Почему-то когда воплощаешься, сразу вспоминается только самое плохое, а хорошее возвращается позже, в течение нескольких недель, исключительно в сновидениях. Там, в гостях у Бартони, у меня не было возможности восстановиться до конца. Ошметки ломакинской личности все еще сидели во мне, путая мысли. Нужно избавиться от них. Если затянуть процесс, то можно запросто превратиться в шизофреника.
Наконец тошнота прошла, и голова перестала кружиться. Я сразу же выпрыгнул из кровати, благо указаний соблюдать постельный режим ниоткуда не поступало. Как, впрочем, и каких-либо других интересных предложений, вроде участия в многочасовом допросе по поводу моего возвращения из плена. Но это даже к лучшему. Если меня ни о чем не спрашивают, значит, все устаканилось. Немного беспокоило отсутствие медперсонала, но подобную странность можно списать на военное время. Все медики сейчас наверняка перегружены, и возиться индивидуально с каждым выздоравливающим никто не станет. Можно ведь и самостоятельно найти в шкафу прогулочную пижаму, а под кроватью мягкие шлепанцы. Одевшись и сполоснув лицо, я отправился на поиски столовой. Статью 31 Конституции «каждый человек имеет право на здоровое безвозмездное питание» никто не отменял, следовательно, свою законную тарелку картошки с жареной колбасой и солеными огурцами я непременно получу.
Коридор оказался удручающе длинным и мог бы служить наглядным пособием для изучения законов перспективы. Выкрашенные кремовой краской стены, фиолетово-бактерицидный потолок и синий пол сливались вдали в одну точку, не давая надежды на завершение бесконечной дороги даже в виде тупика. Я с кошачьей мягкостью двигался по прорезиненному пружинящему под ногами покрытию и мечтал встретить хоть какое-нибудь самое завалящее живое существо.

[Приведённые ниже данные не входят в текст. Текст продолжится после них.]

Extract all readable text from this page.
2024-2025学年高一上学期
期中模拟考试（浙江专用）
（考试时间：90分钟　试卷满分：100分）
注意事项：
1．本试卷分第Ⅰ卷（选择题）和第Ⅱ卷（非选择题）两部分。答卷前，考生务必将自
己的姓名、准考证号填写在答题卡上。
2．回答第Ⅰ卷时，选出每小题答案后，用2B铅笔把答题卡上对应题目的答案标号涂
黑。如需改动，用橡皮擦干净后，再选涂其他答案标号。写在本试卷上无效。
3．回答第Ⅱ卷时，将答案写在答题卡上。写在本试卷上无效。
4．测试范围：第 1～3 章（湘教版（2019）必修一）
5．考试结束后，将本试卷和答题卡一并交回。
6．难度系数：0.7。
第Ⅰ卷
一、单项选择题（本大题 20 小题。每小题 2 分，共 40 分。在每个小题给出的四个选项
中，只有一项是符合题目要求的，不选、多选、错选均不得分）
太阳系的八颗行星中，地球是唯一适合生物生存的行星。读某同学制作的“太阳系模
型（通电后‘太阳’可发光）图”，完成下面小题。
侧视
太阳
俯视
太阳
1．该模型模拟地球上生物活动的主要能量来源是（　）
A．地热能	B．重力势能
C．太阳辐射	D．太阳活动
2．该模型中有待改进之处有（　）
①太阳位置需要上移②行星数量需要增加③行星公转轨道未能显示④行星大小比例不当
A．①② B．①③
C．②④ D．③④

Слева и справа проплывали прозрачные двери. В просторных холлах и палатах никого не было. В некоторых отсутствовала даже мебель. Меня окружали абсолютно голые, девственно-чистые стены, не испорченные обязательными «планами эвакуации» и табличками «Не курить!». Может быть, это новый, не до конца оснащенный госпиталь? Вполне вероятно, что на Марс еще не успели доползти тихоходные транспортные баржи с ранеными. Мысль о баржах напомнила мне о Тумане.